I was so desperate I thought, "I need to go out and get something sweet, chocolaty, creamy...".  I, however, have a sleeping child who I am not willing to wake up just to entertain my sweet tooth.  So it was time to get creative.  I had frozen bananas (I make smoothies regularly, plus they are great for teething cuties), I had a can of coconut milk and some cocoa power.  I think I have told you about this dairy-free ice cream recipe in the past, and it's a keeper.  You get all the satisfaction of ice cream with out the heaviness and unhealthiness of dairy.  With my long term goal to eventually be diary-free, this is a good thing!

So: I put a few cups of frozen banana pieces in the blender and added about a half cup of coconut milk.  Then I blended it, adding more coconut milk slowly until the blender could move the banana around and do it's job.  You don't wanna get antsy and add too much, otherwise you'll loose the thickness that make this "ice  creamy".  If you do add too much, it won't be ruined, it'll just be more like a milk shake (or you can add more frozen banana if you have it).  Lastly I added about a tablespoon of cocoa powder and let that get incorporated and swirled in.

Then I ate it.*



*due to the deliciousness of the previous posting, no pictures were captured prior to consuming

Thursday, July 7, 2011

My new emotional state

Sounds like fun, yeah?

Since I became a Mommy, I can and can't handle things the way I used to.  It's a fairly dramatic shift for me, and one that catches me off guard on a nearly daily basis.  For example, on a trashy celebrity news website they were talking about a young boy whose mom had succumbed to cancer (the a blurb was about a custody battle) and it was all I could do to hold back tears.  All I can think about is what if that's me?  What if I leave my kid motherless?  What if I don't get to see her grow up and she only knows me through pictures and stories?  It's enough to get me sobbing, snotty and swearing off processed foods in an effort to live forever.
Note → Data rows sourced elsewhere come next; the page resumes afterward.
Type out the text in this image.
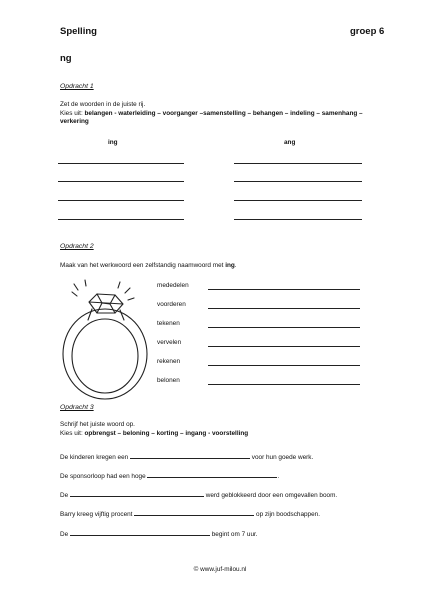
Spelling	groep 6
ng
Opdracht 1
Zet de woorden in de juiste rij.
Kies uit: belangen - waterleiding – voorganger –samenstelling – behangen – indeling – samenhang –
verkering
ing	ang
Opdracht 2
Maak van het werkwoord een zelfstandig naamwoord met ing.
mededelen
voorderen
tekenen
vervelen
rekenen
belonen
Opdracht 3
Schrijf het juiste woord op.
Kies uit: opbrengst – beloning – korting – ingang - voorstelling
De kinderen kregen een	voor hun goede werk.
De sponsorloop had een hoge	.
De	werd geblokkeerd door een omgevallen boom.
Barry kreeg vijftig procent	op zijn boodschappen.
De	begint om 7 uur.
© www.juf-milou.nl
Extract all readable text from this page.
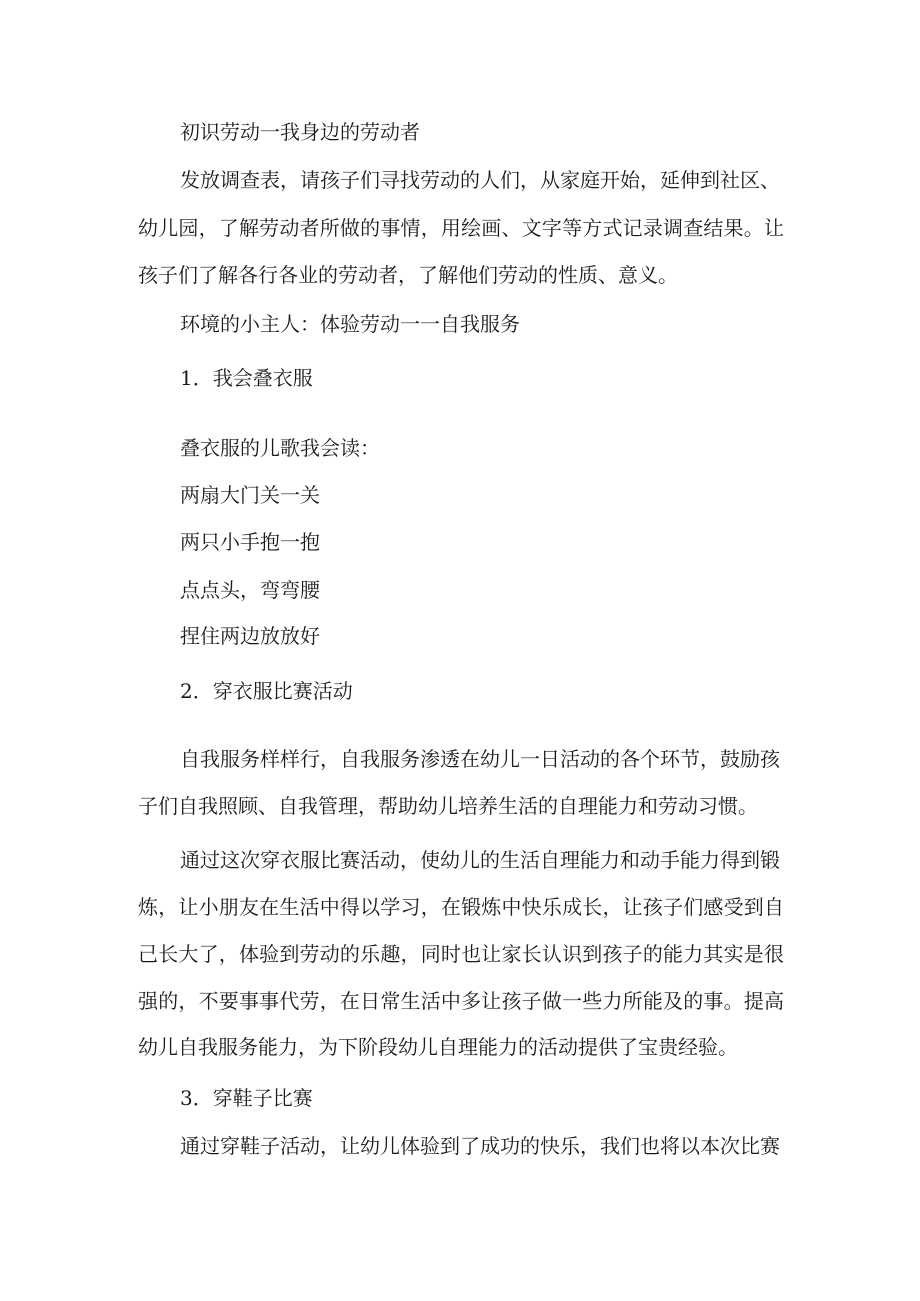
初识劳动一我身边的劳动者
发放调查表，请孩子们寻找劳动的人们，从家庭开始，延伸到社区、
幼儿园，了解劳动者所做的事情，用绘画、文字等方式记录调查结果。让
孩子们了解各行各业的劳动者，了解他们劳动的性质、意义。
环境的小主人：体验劳动一一自我服务
1．我会叠衣服
叠衣服的儿歌我会读：
两扇大门关一关
两只小手抱一抱
点点头，弯弯腰
捏住两边放放好
2．穿衣服比赛活动
自我服务样样行，自我服务渗透在幼儿一日活动的各个环节，鼓励孩
子们自我照顾、自我管理，帮助幼儿培养生活的自理能力和劳动习惯。
通过这次穿衣服比赛活动，使幼儿的生活自理能力和动手能力得到锻
炼，让小朋友在生活中得以学习，在锻炼中快乐成长，让孩子们感受到自
己长大了，体验到劳动的乐趣，同时也让家长认识到孩子的能力其实是很
强的，不要事事代劳，在日常生活中多让孩子做一些力所能及的事。提高
幼儿自我服务能力，为下阶段幼儿自理能力的活动提供了宝贵经验。
3．穿鞋子比赛
通过穿鞋子活动，让幼儿体验到了成功的快乐，我们也将以本次比赛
And what about these movies where a kid get kidnapped or gets killed by some murderous villain?  Holy crap- I can't do it.  The movie gets turned off.  I used to watch those movies with an appropriate sadness and then was able to go on with my life.  Not any more.  Have you seen the comedy "Life As We Know It"?  I had no idea what this movie was actually about.  I thought, "Couple gets prego accidentally and they have a hilarious time figuring out how to live a life with a baby".  Which I, now, can relate to and laugh/cry about.  Well, I was only half right.  These two acquire a baby because the baby's parents DIE IN A CAR ACCIDENT.  I was in tears within the first twenty minutes of this "comedy" and had to stop watching it.  I cried and heaved for the next hour.  Yipes.
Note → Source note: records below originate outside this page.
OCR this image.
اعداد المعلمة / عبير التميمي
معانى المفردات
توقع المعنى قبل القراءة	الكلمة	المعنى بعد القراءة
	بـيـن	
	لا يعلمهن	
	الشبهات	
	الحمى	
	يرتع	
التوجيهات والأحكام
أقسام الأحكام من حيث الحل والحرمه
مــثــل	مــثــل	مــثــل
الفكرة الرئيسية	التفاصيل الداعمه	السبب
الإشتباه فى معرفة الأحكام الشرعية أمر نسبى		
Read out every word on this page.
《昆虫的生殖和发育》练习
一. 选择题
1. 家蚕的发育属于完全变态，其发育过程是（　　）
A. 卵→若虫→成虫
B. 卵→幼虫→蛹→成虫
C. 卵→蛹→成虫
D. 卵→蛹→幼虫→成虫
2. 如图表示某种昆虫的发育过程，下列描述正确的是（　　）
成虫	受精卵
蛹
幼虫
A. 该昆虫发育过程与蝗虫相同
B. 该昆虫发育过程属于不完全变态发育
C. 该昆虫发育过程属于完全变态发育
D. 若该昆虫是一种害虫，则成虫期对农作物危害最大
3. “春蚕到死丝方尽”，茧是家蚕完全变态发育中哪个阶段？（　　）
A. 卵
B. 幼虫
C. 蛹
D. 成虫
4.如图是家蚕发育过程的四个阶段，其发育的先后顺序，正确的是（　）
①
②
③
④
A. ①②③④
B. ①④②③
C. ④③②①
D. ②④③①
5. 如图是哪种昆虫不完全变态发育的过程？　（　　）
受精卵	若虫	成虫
That's my life.  No more entertainment that involves broken family life (divorce included), it just doesn't work for me.

On the flip side, I can handle a poopy mess like a pro and I've wiped boogers with my bare, naked fingers when it had to be done.  That's right, I can be pretty hard core.  And heaven help you if you cross or bully my baby because this mamma bear has no qualms with sticking her finger in your chest.

All of this because of her, she's a powerful force!